They work incredibly well.

Unless you are a complete 'master' at cooking rice - then it will likely cook rice way better. Where it excels is cooking a batch of rice that you've never cooked before... no more messing around figuring out the perfect timing and water ratios - only to end up running out of that batch.

The product comes out perfect every time - there are programs for every type of rice and the logic (programming) is very well honed.

Just to be clear I'm talking about the ones that use 'fuzy-logic' or 'micom' processors.

Induction heating is very nice to have as it can really hold a precise 140F that won't harm the quality of the rice over a long period of time.

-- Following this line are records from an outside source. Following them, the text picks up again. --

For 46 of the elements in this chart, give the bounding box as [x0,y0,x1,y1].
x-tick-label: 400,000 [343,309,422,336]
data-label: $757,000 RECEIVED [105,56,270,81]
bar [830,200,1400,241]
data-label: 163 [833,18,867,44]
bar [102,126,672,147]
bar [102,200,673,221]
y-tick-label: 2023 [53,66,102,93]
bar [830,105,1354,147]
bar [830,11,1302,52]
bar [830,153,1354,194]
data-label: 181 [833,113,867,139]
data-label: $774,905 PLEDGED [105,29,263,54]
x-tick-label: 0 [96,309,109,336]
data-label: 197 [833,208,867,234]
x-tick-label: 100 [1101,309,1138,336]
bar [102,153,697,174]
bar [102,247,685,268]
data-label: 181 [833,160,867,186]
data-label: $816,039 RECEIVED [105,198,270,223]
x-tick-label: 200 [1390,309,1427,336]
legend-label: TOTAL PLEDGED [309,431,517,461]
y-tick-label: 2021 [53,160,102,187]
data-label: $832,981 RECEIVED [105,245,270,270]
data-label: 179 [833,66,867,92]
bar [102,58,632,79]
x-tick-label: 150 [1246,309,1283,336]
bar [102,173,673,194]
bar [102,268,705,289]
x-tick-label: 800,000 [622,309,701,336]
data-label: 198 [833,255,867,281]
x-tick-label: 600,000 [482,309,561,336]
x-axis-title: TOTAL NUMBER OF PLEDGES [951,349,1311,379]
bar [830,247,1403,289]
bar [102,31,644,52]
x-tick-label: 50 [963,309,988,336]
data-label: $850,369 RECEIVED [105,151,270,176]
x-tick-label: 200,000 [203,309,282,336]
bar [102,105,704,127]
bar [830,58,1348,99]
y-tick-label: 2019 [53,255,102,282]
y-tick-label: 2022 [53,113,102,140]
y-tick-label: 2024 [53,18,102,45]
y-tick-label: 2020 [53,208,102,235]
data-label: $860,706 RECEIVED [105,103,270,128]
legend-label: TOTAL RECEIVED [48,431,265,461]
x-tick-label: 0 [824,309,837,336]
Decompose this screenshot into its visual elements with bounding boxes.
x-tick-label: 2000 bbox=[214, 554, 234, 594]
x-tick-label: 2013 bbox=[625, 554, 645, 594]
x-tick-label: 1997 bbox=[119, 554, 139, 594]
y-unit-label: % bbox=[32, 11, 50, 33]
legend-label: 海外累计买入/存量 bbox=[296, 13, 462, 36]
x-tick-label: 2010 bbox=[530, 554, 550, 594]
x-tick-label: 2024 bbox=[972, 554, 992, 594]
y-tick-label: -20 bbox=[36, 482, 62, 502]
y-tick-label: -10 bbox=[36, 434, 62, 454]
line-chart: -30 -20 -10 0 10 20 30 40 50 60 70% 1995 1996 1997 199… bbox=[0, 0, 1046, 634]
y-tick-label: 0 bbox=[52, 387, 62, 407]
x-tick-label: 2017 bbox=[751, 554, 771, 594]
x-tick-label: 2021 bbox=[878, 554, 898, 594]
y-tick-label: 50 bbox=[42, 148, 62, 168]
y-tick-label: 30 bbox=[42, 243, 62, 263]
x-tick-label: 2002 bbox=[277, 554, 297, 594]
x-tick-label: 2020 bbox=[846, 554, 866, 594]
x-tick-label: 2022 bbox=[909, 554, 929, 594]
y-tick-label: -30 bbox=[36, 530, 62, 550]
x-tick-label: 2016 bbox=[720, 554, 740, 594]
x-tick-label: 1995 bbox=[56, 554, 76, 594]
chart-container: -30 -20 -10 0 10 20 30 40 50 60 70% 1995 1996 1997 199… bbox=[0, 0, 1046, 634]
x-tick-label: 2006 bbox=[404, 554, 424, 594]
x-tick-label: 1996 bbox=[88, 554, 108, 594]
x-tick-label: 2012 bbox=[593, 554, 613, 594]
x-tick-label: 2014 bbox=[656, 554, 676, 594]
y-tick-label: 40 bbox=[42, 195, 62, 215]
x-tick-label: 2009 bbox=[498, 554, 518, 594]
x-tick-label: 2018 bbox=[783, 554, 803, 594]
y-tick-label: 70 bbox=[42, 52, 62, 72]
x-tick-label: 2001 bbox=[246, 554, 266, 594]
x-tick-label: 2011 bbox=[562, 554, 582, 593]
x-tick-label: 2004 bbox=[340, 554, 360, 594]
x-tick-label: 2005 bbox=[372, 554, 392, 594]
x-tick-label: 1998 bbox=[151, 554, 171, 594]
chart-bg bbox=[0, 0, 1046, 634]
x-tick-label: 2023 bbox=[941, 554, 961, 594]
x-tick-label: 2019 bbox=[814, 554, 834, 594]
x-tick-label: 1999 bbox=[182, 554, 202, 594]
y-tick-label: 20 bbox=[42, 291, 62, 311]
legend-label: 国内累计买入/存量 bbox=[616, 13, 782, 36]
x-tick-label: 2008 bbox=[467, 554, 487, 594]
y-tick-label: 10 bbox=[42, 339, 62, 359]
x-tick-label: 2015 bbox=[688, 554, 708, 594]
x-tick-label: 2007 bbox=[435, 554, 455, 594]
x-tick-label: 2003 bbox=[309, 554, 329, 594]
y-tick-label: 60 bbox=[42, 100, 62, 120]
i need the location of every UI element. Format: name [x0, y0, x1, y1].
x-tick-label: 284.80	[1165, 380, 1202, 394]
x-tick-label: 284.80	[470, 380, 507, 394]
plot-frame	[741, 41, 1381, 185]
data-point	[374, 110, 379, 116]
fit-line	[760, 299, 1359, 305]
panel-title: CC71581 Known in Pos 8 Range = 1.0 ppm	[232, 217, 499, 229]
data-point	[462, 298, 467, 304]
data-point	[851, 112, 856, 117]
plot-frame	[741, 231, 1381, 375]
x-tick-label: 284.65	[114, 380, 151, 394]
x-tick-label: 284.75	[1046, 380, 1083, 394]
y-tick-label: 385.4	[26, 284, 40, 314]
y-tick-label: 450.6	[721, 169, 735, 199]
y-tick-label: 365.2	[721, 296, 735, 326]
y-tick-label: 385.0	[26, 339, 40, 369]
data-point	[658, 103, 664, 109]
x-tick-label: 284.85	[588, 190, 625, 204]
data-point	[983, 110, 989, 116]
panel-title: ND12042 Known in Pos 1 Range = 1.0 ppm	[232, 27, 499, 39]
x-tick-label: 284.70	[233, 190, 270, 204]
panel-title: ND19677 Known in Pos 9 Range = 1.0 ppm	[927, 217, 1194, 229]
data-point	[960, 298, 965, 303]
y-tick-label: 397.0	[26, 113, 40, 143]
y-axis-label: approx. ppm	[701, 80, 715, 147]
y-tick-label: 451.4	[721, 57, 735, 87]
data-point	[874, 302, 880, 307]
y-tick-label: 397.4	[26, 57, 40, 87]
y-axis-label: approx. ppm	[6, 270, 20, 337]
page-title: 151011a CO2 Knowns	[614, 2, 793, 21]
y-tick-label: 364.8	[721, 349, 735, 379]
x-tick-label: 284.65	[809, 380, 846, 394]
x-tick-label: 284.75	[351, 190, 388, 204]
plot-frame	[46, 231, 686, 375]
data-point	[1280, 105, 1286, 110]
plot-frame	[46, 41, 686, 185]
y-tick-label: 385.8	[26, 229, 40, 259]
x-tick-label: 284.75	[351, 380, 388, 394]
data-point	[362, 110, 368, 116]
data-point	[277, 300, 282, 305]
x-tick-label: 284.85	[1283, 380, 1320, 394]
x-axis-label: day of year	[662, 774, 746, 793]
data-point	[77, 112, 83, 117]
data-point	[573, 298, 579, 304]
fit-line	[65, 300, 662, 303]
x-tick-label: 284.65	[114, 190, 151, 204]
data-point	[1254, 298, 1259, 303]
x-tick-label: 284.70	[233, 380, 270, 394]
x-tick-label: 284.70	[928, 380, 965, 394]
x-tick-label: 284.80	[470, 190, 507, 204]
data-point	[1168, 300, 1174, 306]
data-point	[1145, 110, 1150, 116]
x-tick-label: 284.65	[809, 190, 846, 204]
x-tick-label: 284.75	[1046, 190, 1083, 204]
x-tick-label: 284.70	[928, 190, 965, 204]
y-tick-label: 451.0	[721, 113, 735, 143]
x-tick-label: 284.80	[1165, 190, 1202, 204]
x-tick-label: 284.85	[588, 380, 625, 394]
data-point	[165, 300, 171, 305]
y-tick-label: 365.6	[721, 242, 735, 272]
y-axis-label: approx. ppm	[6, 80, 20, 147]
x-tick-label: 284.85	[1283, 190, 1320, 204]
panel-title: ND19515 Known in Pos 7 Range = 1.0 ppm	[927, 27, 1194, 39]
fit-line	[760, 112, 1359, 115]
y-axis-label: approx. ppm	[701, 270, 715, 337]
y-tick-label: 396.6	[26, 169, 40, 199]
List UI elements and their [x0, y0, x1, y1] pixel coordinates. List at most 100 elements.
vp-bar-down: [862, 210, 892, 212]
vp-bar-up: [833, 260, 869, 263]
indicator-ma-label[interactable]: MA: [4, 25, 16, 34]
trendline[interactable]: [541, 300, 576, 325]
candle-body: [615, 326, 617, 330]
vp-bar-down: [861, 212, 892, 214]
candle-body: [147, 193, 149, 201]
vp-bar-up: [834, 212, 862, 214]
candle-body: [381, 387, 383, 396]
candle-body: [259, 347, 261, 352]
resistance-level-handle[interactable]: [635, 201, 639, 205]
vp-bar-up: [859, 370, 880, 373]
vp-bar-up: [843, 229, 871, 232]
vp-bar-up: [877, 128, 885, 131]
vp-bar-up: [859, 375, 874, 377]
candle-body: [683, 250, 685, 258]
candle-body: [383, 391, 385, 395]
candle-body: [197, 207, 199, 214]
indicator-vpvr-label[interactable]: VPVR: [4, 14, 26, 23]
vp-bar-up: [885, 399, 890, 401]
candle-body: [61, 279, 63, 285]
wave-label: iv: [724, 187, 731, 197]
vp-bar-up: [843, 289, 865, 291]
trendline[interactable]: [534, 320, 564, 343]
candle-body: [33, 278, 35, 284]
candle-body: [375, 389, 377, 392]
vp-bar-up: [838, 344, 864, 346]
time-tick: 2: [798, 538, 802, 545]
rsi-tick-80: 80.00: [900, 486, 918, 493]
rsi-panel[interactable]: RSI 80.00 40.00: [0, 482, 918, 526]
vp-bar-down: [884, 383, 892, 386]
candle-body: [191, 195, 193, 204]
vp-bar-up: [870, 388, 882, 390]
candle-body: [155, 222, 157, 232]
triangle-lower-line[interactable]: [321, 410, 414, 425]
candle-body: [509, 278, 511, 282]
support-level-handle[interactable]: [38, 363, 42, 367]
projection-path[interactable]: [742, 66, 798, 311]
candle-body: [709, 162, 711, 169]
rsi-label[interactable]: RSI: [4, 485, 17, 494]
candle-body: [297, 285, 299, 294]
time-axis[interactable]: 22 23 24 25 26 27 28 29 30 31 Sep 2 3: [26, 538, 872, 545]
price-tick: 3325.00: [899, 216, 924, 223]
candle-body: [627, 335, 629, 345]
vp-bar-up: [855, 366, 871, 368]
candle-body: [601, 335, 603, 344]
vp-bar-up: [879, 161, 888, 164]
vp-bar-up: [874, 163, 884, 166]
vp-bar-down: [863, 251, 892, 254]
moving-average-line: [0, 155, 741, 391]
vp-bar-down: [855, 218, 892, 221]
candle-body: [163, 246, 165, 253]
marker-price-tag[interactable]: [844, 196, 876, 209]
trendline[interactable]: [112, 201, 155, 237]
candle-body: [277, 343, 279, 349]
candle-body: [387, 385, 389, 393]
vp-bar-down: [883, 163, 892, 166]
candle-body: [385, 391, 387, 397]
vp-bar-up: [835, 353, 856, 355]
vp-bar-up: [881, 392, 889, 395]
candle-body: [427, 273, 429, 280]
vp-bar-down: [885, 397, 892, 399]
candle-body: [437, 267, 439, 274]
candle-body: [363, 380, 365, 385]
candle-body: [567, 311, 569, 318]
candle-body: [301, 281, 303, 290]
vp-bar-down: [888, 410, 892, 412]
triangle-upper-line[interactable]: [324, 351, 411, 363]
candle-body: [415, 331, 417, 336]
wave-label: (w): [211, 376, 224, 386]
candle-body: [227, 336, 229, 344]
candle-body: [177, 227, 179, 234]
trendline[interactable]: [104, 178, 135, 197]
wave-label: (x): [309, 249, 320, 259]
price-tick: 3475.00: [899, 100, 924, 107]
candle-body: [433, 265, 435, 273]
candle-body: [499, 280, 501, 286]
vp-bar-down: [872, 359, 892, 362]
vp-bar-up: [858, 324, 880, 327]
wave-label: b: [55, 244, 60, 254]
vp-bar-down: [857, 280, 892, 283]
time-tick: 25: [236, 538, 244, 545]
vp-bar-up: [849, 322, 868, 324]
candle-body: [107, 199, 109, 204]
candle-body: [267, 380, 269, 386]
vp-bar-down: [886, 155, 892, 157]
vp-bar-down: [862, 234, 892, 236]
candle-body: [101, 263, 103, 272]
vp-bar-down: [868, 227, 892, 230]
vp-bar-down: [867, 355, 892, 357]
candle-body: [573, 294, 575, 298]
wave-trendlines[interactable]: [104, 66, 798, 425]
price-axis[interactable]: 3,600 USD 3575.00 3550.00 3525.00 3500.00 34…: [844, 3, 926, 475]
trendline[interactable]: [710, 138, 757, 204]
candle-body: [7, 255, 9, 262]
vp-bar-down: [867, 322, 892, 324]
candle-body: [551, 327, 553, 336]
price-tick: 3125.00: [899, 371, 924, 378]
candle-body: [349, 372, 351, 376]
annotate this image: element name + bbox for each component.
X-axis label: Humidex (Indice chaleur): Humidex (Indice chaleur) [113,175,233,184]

The induction models are also way more accurate as they don't have to deal with coasting or thermal mass as much and the temp isn't simply on/off it can be varied by the computer.

If you can spend the extra get one that uses pressure also.

As you can probably tell I'm a big fan.


----------



## raibeaux (Dec 21, 2012)

Hi.  Any suggestions as to brand or model?  Anything new on the market you've heard about?  I'm gonna check into this.  Thanks for the input.


----------



## raibeaux (Dec 21, 2012)

The one I'm looking at on Amazon is this: 
How many actual US cups can be correctly cooked in this? Is this the one you're talking about? I can't find a fuzzy-logic, induction cooker in a larger size than this. Do you know of one?

Thanks again for the information.


----------



## michaelga (Jan 30, 2012)

The NP-NVC18, will cook 1,800ml of uncooked rice.  (that is 10 japanese cups or 7.5 USA cups)

180ml = japanse cup

240ml = USA cup

I'm sure they make larger but you'd have to check with a commercial seller - doubt they are listed at retail as not many people would cook even  7.5 cups of rice at a time!


----------



## petemccracken (Sep 18, 2008)

This one, http://www.webstaurantstore.com/ham...lectric-rice-cooker-warmer-120v/41037560.html, is listed as a 60 cup rice cooker, not sure what size cup.

If it is the Japanese Rice Cup, 180mL, that's equivalent to 45 U.S. Standard (240mL) cups or 43.2 U.S. Legal (250mL) cups.

The same web site also lists a 90 cup one.


----------